Investments

TSMC Hits Record High as Taiwan Lifts Fund Investment Caps


  • TSMC shares hit record highs two days running after Taiwan relaxed single-stock investment caps for funds, per CNBC

  • The chipmaker reported 58% profit growth last week, driven by surging demand for AI processors from Nvidia, Apple, and other tech giants

  • Regulatory shift signals Taiwan’s recognition of TSMC’s outsized importance to both its economy and global semiconductor supply chains

  • Move could trigger billions in new institutional capital flowing into the stock as fund managers rebalance portfolios

Taiwan Semiconductor Manufacturing Company shares rocketed to an all-time high Friday as regulators eased restrictions that had limited how much institutional investors could pour into the world’s most crucial chipmaker. The move comes just days after TSMC reported a stunning 58% surge in first-quarter profit, underscoring the company’s dominance in the AI chip manufacturing race that’s reshaping global tech.

Taiwan Semiconductor Manufacturing Company is having a moment. The world’s largest contract chipmaker saw its stock surge to yet another record high Friday, extending Thursday’s rally as Taiwan’s financial regulators made a critical shift that could flood billions of dollars into the company.

Taiwan’s Financial Supervisory Commission quietly eased single-stock investment concentration limits for mutual funds and institutional investors, a move that industry watchers say was practically tailor-made for TSMC. The regulatory change allows fund managers to increase their exposure to individual stocks beyond previous caps, which had forced some funds to trim TSMC holdings even as the company’s fundamentals strengthened.

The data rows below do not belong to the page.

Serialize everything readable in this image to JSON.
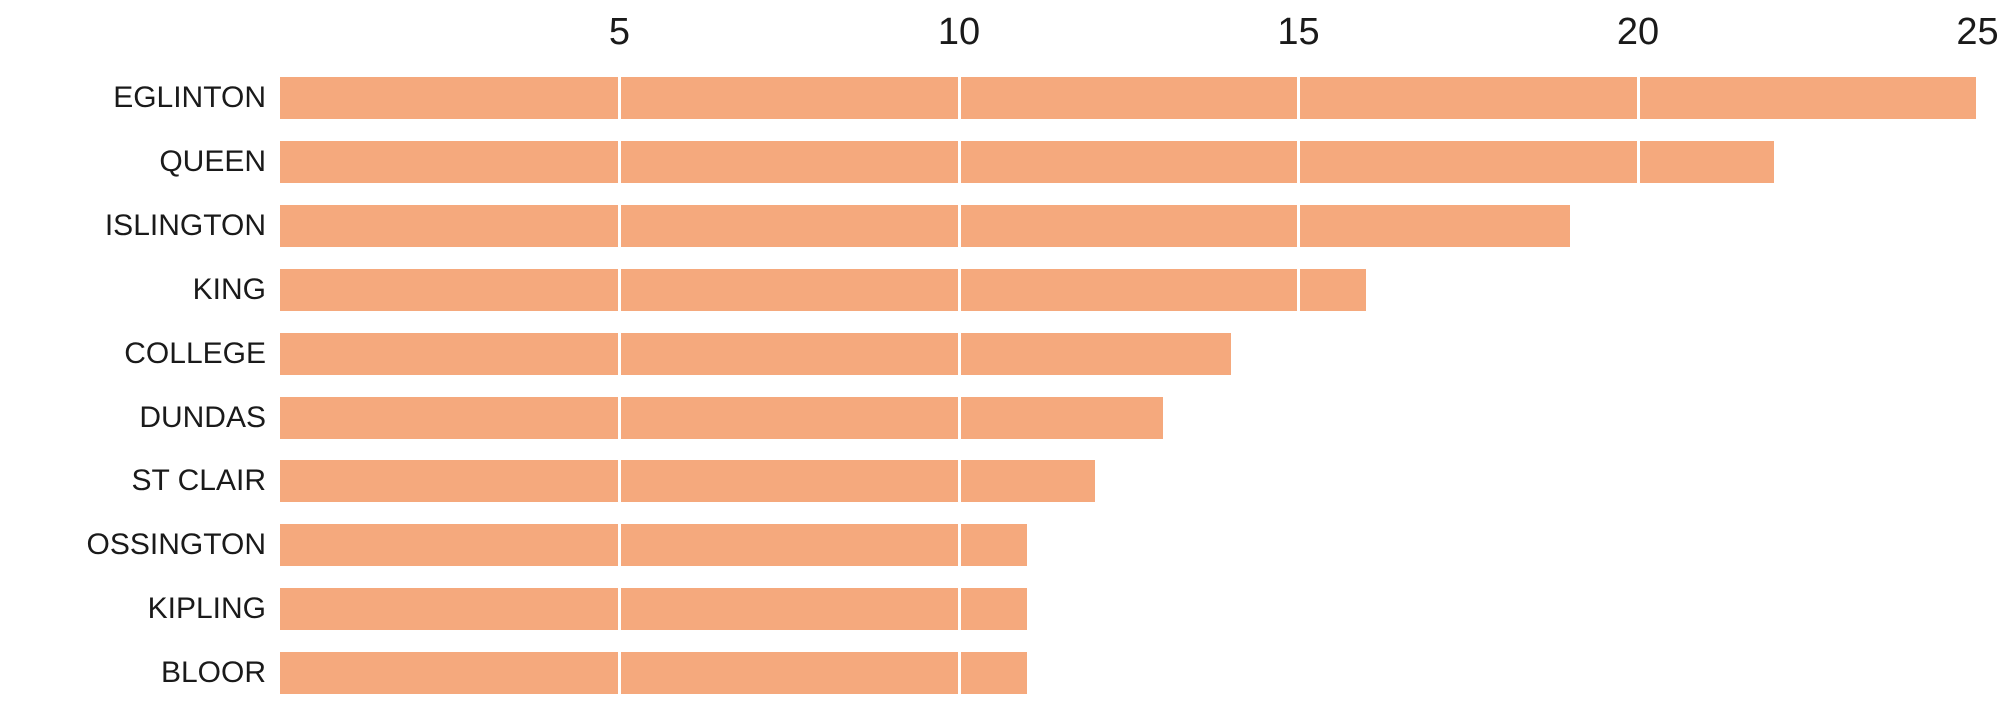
{
  "chart_data": {
    "type": "bar",
    "orientation": "horizontal",
    "categories": [
      "EGLINTON",
      "QUEEN",
      "ISLINGTON",
      "KING",
      "COLLEGE",
      "DUNDAS",
      "ST CLAIR",
      "OSSINGTON",
      "KIPLING",
      "BLOOR"
    ],
    "values": [
      25,
      22,
      19,
      16,
      14,
      13,
      12,
      11,
      11,
      11
    ],
    "x_axis": {
      "position": "top",
      "min": 0,
      "max": 25,
      "ticks": [
        5,
        10,
        15,
        20,
        25
      ]
    },
    "grid": true,
    "gridlines_over_bars": true,
    "legend": false,
    "colors": {
      "bar": "#F5A97D",
      "gridline": "#FFFFFF",
      "text": "#1A1A1A",
      "background": "#FFFFFF"
    }
  }
}
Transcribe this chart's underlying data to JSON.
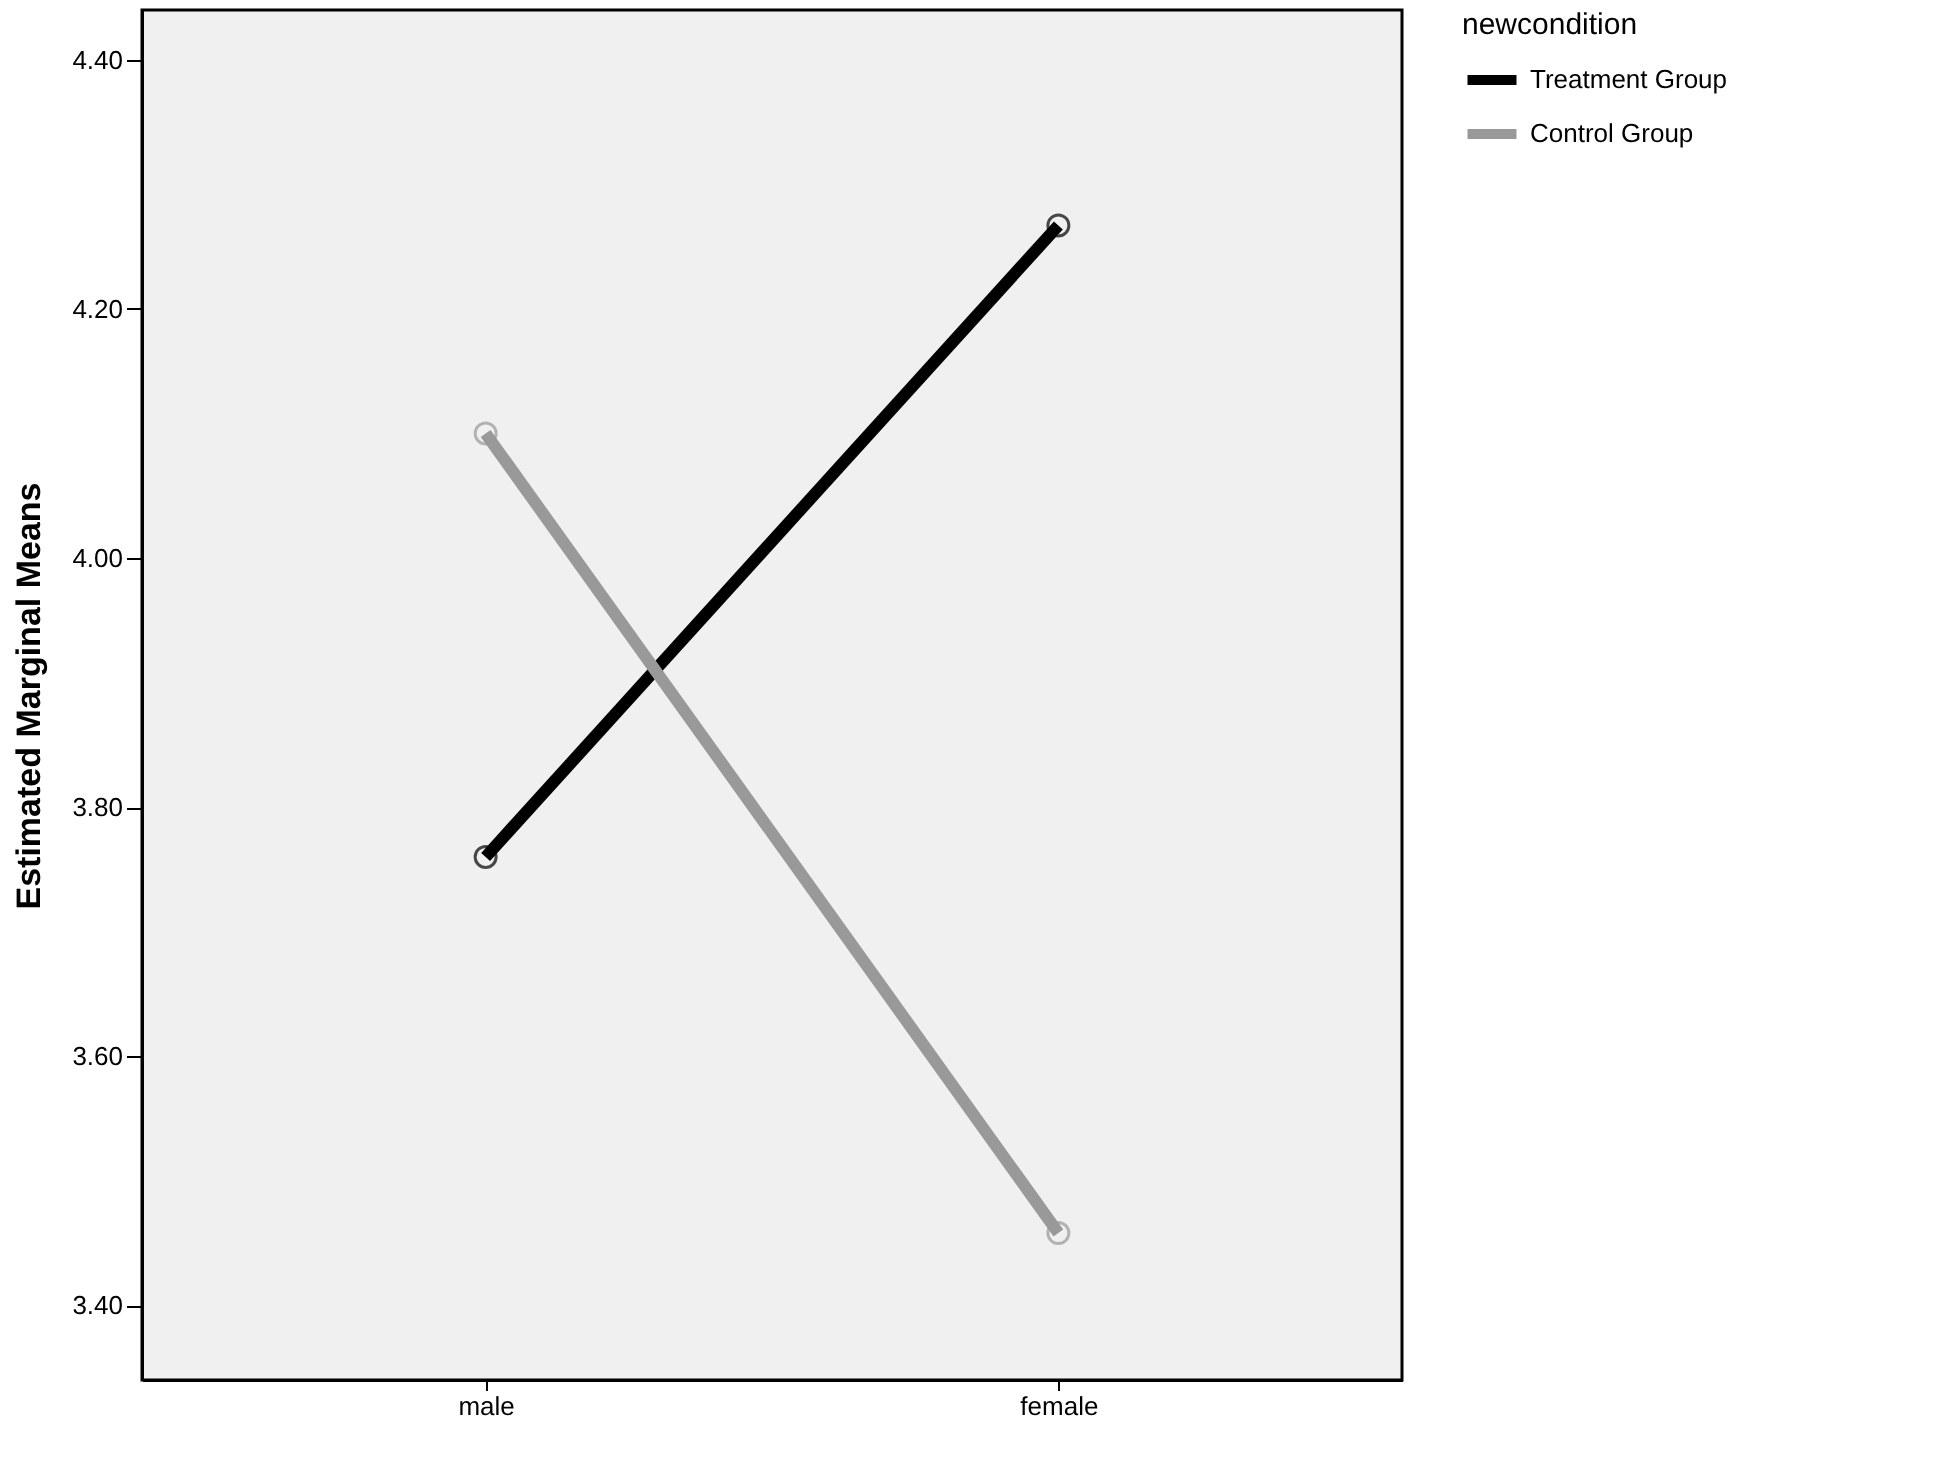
{
  "chart_data": {
    "type": "line",
    "ylabel": "Estimated Marginal Means",
    "legend_title": "newcondition",
    "categories": [
      "male",
      "female"
    ],
    "series": [
      {
        "name": "Treatment Group",
        "color": "#000000",
        "values": [
          3.76,
          4.267
        ]
      },
      {
        "name": "Control Group",
        "color": "#999999",
        "values": [
          4.1,
          3.458
        ]
      }
    ],
    "ylim": [
      3.34,
      4.44
    ],
    "yticks": [
      {
        "value": 3.4,
        "label": "3.40"
      },
      {
        "value": 3.6,
        "label": "3.60"
      },
      {
        "value": 3.8,
        "label": "3.80"
      },
      {
        "value": 4.0,
        "label": "4.00"
      },
      {
        "value": 4.2,
        "label": "4.20"
      },
      {
        "value": 4.4,
        "label": "4.40"
      }
    ],
    "grid": false,
    "legend": "top right",
    "marker": "circle",
    "line_style": "solid"
  }
}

The timing couldn’t be better for TSMC. Just last week, the Hsinchu-based manufacturer reported first-quarter profit jumped 58% year-over-year, blowing past analyst expectations. The surge was fueled by relentless demand for advanced chips that power everything from Nvidia’s AI accelerators to Apple’s latest iPhones and Mac processors.

“TSMC has become too big to ignore, and frankly, too systemically important to artificially constrain,” one Taipei-based fund manager told local media. The company now represents roughly 30% of Taiwan’s benchmark stock index, an unprecedented concentration that had created headaches for portfolio managers trying to track the market while staying within regulatory guardrails.

The regulatory shift reflects a delicate balancing act for Taiwan authorities. On one hand, concentration risk is a legitimate concern when a single company dominates market capitalization. But on the other, TSMC’s technological leadership in manufacturing cutting-edge semiconductors at 3-nanometer and below has made it indispensable to the global tech ecosystem. Restricting investment flows seemed increasingly out of step with economic reality.

TSMC’s first-quarter performance underscored why investors are clamoring for more exposure. The company is currently the exclusive manufacturer of Nvidia’s H100 and H200 AI chips, which remain sold out months in advance as cloud providers and enterprises race to build out AI infrastructure. It’s also ramping production of Apple’s M-series chips and A-series smartphone processors, while juggling orders from AMD, Qualcomm, and dozens of other fabless chip designers.

The AI boom has created a perfect storm for TSMC’s business model. As companies like OpenAI, Microsoft, and Google pour resources into large language models and AI services, demand for high-performance computing chips has gone parabolic. TSMC’s advanced packaging technologies and leading-edge process nodes give it a structural advantage that competitors like Samsung and Intel have struggled to match.

Analysts estimate the regulatory change could unlock $3 to $5 billion in new institutional buying as fund managers who were previously capped rush to increase allocations. That’s meaningful even for a company with TSMC’s $800 billion-plus market capitalization. The stock trades at a premium to historical valuations, but investors seem willing to pay up for exposure to what’s increasingly viewed as critical infrastructure for the AI age.

The move also carries geopolitical undertones. As tensions simmer between the U.S. and China over semiconductor technology and Taiwan’s status, TSMC’s importance as a strategic asset has never been clearer. The company is simultaneously building new fabs in Arizona, Japan, and Germany to diversify its manufacturing footprint, while maintaining its most advanced production in Taiwan.

For now, investors are betting that TSMC’s combination of technological leadership, pricing power, and structural demand will sustain its growth trajectory. The regulatory tailwind from Taiwan authorities just adds fuel to a rally that shows no signs of slowing, even as the stock pushes into uncharted territory.

Taiwan’s decision to ease investment caps on TSMC reflects a pragmatic acknowledgment of the company’s outsized role in both the local economy and global tech supply chains. With AI demand showing no signs of cooling and TSMC’s technological moat widening, institutional investors finally have regulatory clearance to match their portfolio weightings to market reality. The question now isn’t whether more capital will flow into TSMC, but whether the company can sustain the expectations baked into a stock that’s already trading at all-time highs. For chipmaker watchers, the next earnings report will be telling.